By “me”, I mean “me” of course, and by
“it”, I mean work in the wonderful world of almost completely obscure
entertainment and smaller-than-small-time show business. I came to this game by
way of the recording studio, so when I decided to make the switch from voice
acting to face acting (what a word to give it in my case!), I had no idea what
to do with my hands. My extensive training behind the microphone (almost
seventeen minutes, non-consecutively) had already taught me not to do anything even
remotely like this:
The worlds of stage, film and television
are not nearly so sensitive to the effects of overzealous gestural flourishes,
mostly because boom mike operators are careful to keep their expensive
instruments well clear of even the most windmill-like of emotive flailing. Even
though there usually aren’t boom mikes on stage, theatres do have expensive
lighting instruments—but they’re generally hung far out of accidental slapping
range for actors of my limited height and jumping ability.

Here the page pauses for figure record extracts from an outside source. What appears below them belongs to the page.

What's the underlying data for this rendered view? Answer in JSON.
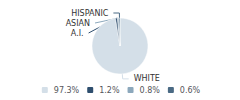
{
  "chart_data": {
    "type": "pie",
    "categories": [
      "WHITE",
      "A.I.",
      "ASIAN",
      "HISPANIC"
    ],
    "values": [
      97.3,
      1.2,
      0.8,
      0.6
    ],
    "value_labels": [
      "97.3%",
      "1.2%",
      "0.8%",
      "0.6%"
    ],
    "colors": [
      "#d4dfe8",
      "#2e4e6e",
      "#8ca8bc",
      "#4a6a84"
    ],
    "legend": "bottom"
  }
}
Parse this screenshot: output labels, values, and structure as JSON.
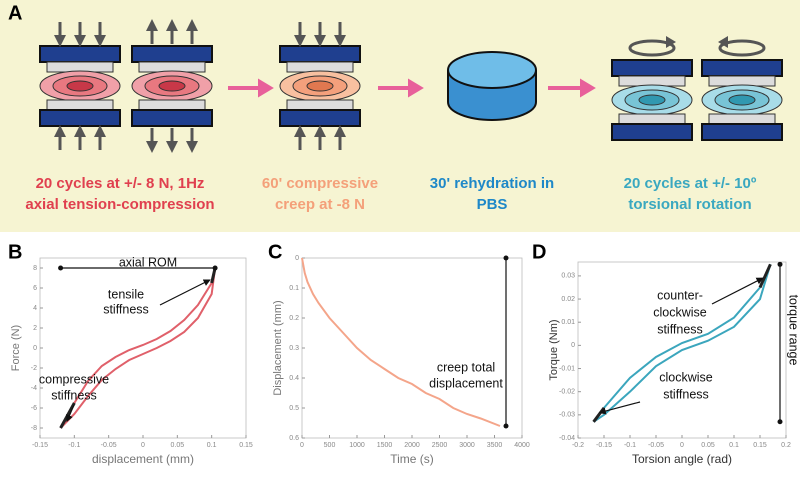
{
  "panel_a": {
    "label": "A",
    "steps": [
      {
        "caption": [
          "20 cycles at +/- 8 N, 1Hz",
          "axial tension-compression"
        ]
      },
      {
        "caption": [
          "60' compressive",
          "creep at -8 N"
        ]
      },
      {
        "caption": [
          "30' rehydration in",
          "PBS"
        ]
      },
      {
        "caption": [
          "20 cycles at +/- 10º",
          "torsional rotation"
        ]
      }
    ]
  },
  "chart_data": [
    {
      "type": "line",
      "panel_label": "B",
      "xlabel": "displacement (mm)",
      "ylabel": "Force (N)",
      "xlim": [
        -0.15,
        0.15
      ],
      "ylim": [
        -9,
        9
      ],
      "xticks": [
        -0.15,
        -0.1,
        -0.05,
        0,
        0.05,
        0.1,
        0.15
      ],
      "yticks": [
        -8,
        -6,
        -4,
        -2,
        0,
        2,
        4,
        6,
        8
      ],
      "series": [
        {
          "color": "#e0606a",
          "x": [
            -0.12,
            -0.1,
            -0.08,
            -0.06,
            -0.04,
            -0.02,
            0,
            0.02,
            0.04,
            0.06,
            0.08,
            0.1,
            0.105
          ],
          "values": [
            -8,
            -5.5,
            -3.3,
            -1.8,
            -0.9,
            -0.2,
            0.3,
            0.9,
            1.7,
            2.8,
            4.3,
            6.5,
            8
          ]
        },
        {
          "color": "#e0606a",
          "x": [
            -0.12,
            -0.1,
            -0.08,
            -0.06,
            -0.04,
            -0.02,
            0,
            0.02,
            0.04,
            0.06,
            0.08,
            0.1,
            0.105
          ],
          "values": [
            -8,
            -6.6,
            -4.8,
            -3.2,
            -2.1,
            -1.2,
            -0.6,
            0,
            0.7,
            1.6,
            3,
            5.4,
            8
          ]
        }
      ],
      "annotations": [
        [
          "axial ROM"
        ],
        [
          "tensile",
          "stiffness"
        ],
        [
          "compressive",
          "stiffness"
        ]
      ]
    },
    {
      "type": "line",
      "panel_label": "C",
      "xlabel": "Time (s)",
      "ylabel": "Displacement (mm)",
      "xlim": [
        0,
        4000
      ],
      "ylim": [
        0,
        0.6
      ],
      "y_inverted": true,
      "xticks": [
        0,
        500,
        1000,
        1500,
        2000,
        2500,
        3000,
        3500,
        4000
      ],
      "yticks": [
        0,
        0.1,
        0.2,
        0.3,
        0.4,
        0.5,
        0.6
      ],
      "series": [
        {
          "color": "#f4a58a",
          "x": [
            0,
            50,
            100,
            200,
            300,
            500,
            750,
            1000,
            1250,
            1500,
            1750,
            2000,
            2250,
            2500,
            2750,
            3000,
            3250,
            3600
          ],
          "values": [
            0,
            0.05,
            0.08,
            0.12,
            0.15,
            0.2,
            0.25,
            0.3,
            0.34,
            0.37,
            0.4,
            0.42,
            0.45,
            0.47,
            0.5,
            0.52,
            0.535,
            0.56
          ]
        }
      ],
      "annotations": [
        [
          "creep total",
          "displacement"
        ]
      ]
    },
    {
      "type": "line",
      "panel_label": "D",
      "xlabel": "Torsion angle (rad)",
      "ylabel": "Torque (Nm)",
      "xlim": [
        -0.2,
        0.2
      ],
      "ylim": [
        -0.04,
        0.036
      ],
      "xticks": [
        -0.2,
        -0.15,
        -0.1,
        -0.05,
        0,
        0.05,
        0.1,
        0.15,
        0.2
      ],
      "yticks": [
        -0.04,
        -0.03,
        -0.02,
        -0.01,
        0,
        0.01,
        0.02,
        0.03
      ],
      "series": [
        {
          "color": "#3ba6bd",
          "x": [
            -0.17,
            -0.15,
            -0.1,
            -0.05,
            0,
            0.05,
            0.1,
            0.15,
            0.17
          ],
          "values": [
            -0.033,
            -0.027,
            -0.014,
            -0.005,
            0.001,
            0.005,
            0.012,
            0.025,
            0.035
          ]
        },
        {
          "color": "#3ba6bd",
          "x": [
            -0.17,
            -0.15,
            -0.1,
            -0.05,
            0,
            0.05,
            0.1,
            0.15,
            0.17
          ],
          "values": [
            -0.033,
            -0.03,
            -0.02,
            -0.009,
            -0.002,
            0.002,
            0.008,
            0.02,
            0.035
          ]
        }
      ],
      "annotations": [
        [
          "counter-",
          "clockwise",
          "stiffness"
        ],
        [
          "clockwise",
          "stiffness"
        ],
        [
          "torque range"
        ]
      ]
    }
  ]
}
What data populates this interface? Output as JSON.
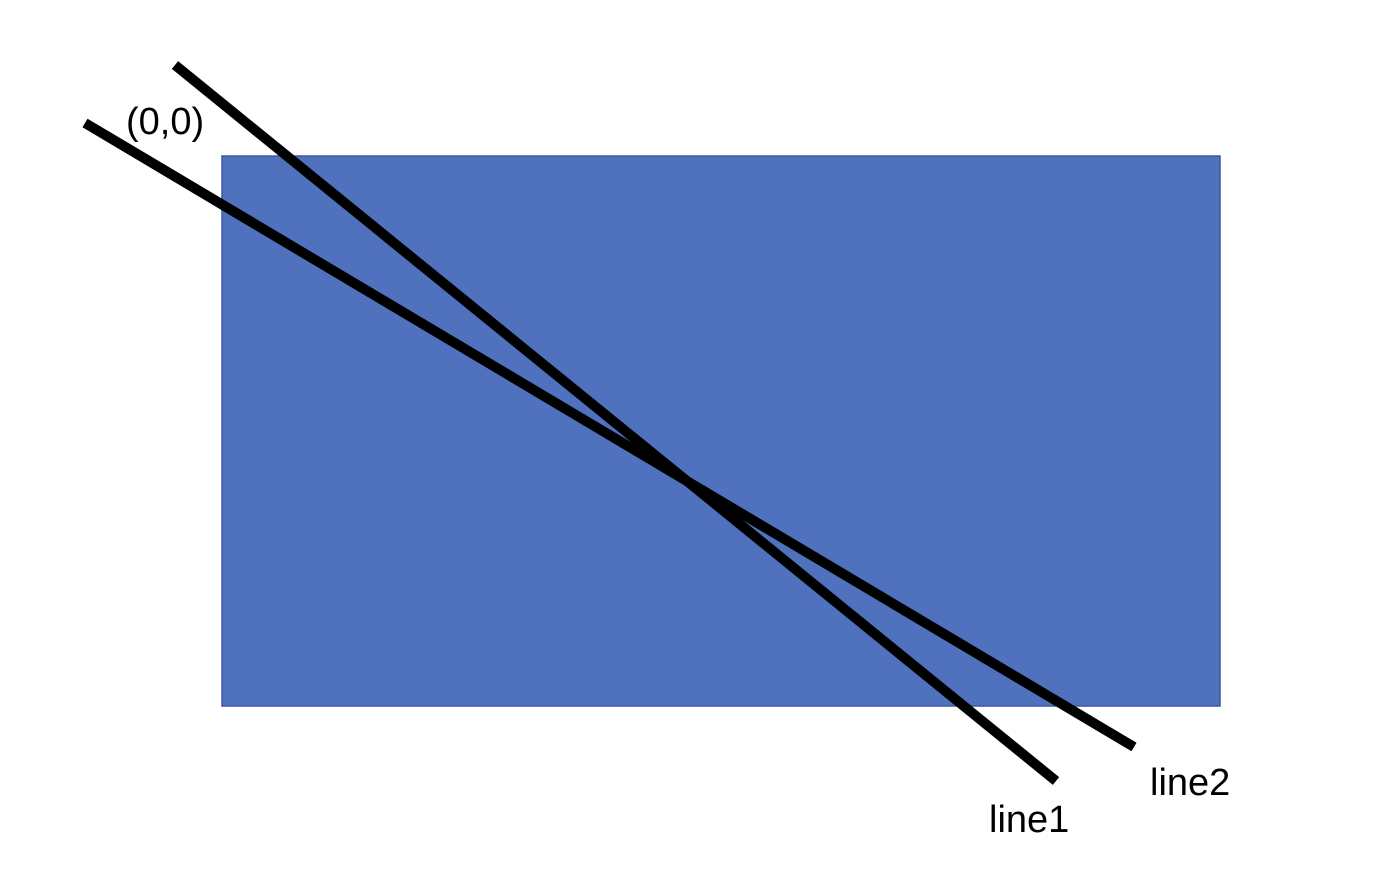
{
  "labels": {
    "origin": "(0,0)",
    "line1": "line1",
    "line2": "line2"
  },
  "colors": {
    "background": "#ffffff",
    "rect_fill": "#4f71be",
    "rect_stroke": "#3a5a9e",
    "line": "#000000"
  }
}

Still, the question remained when I began
my training as the kind of actor you have to look at as well as listen to
(seventeen minutes and ten seconds, non-consecutive, to date and counting):
WHAT
DO I DO WITH MY HANDS?
Years upon years of classes (mostly
missed), rehearsals, shows, and cab rides to and from cast parties have yet to
yield me a satisfactory answer. All I’ve managed to gather is a consensus of
opinion among a number of broadly-defined groups with interests relating to the
performing arts. Here they are, for the sake of posterity and the furtherance
of knowledge, but mostly because it helps to fill space and kill some time:
Directors:
I don’t care what you do with your hands, as long as you don’t put them in your
pockets.
Stage
Managers: I don’t care what you do with your hands, as long as you don’t drop
the props.
Certain
Cast Members: I don’t care what you do with your hands, as long as you keep
them to yourself during rehearsals.
Certain
Other Cast Members: I don’t care what you do with your hands, as long as you do
it at my place tonight.
Members
of Set, Lighting, Sound, and Other Backstage Crews: I don’t care what you do
with your hands, as long as it isn’t something a member of our union should be
doing.
Costume
Designers: I don’t care what you do with your hands, unless I have to measure
you for gloves.
Hair and
Makeup Crews: I don’t care what you do with your hands. We don’t deal with
them.
Agents:
I don’t care what you do with your hands, as long as they sign the contract so
I get my fee.
Audiences:
Actors have hands?
And that’s the sum total of what I know
about what to do with my hands—when I'm performing, at any rate (and the rates I'm willing to perform for are ridiculously low). As for the rest of my
time, I probably shouldn’t have put my hands on a keyboard to write this thing,
but what else am I going to do before dawn on a Friday morning in November?
Okay, a lot of things, but none of them
fit in right now with my busy schedule of insomnia.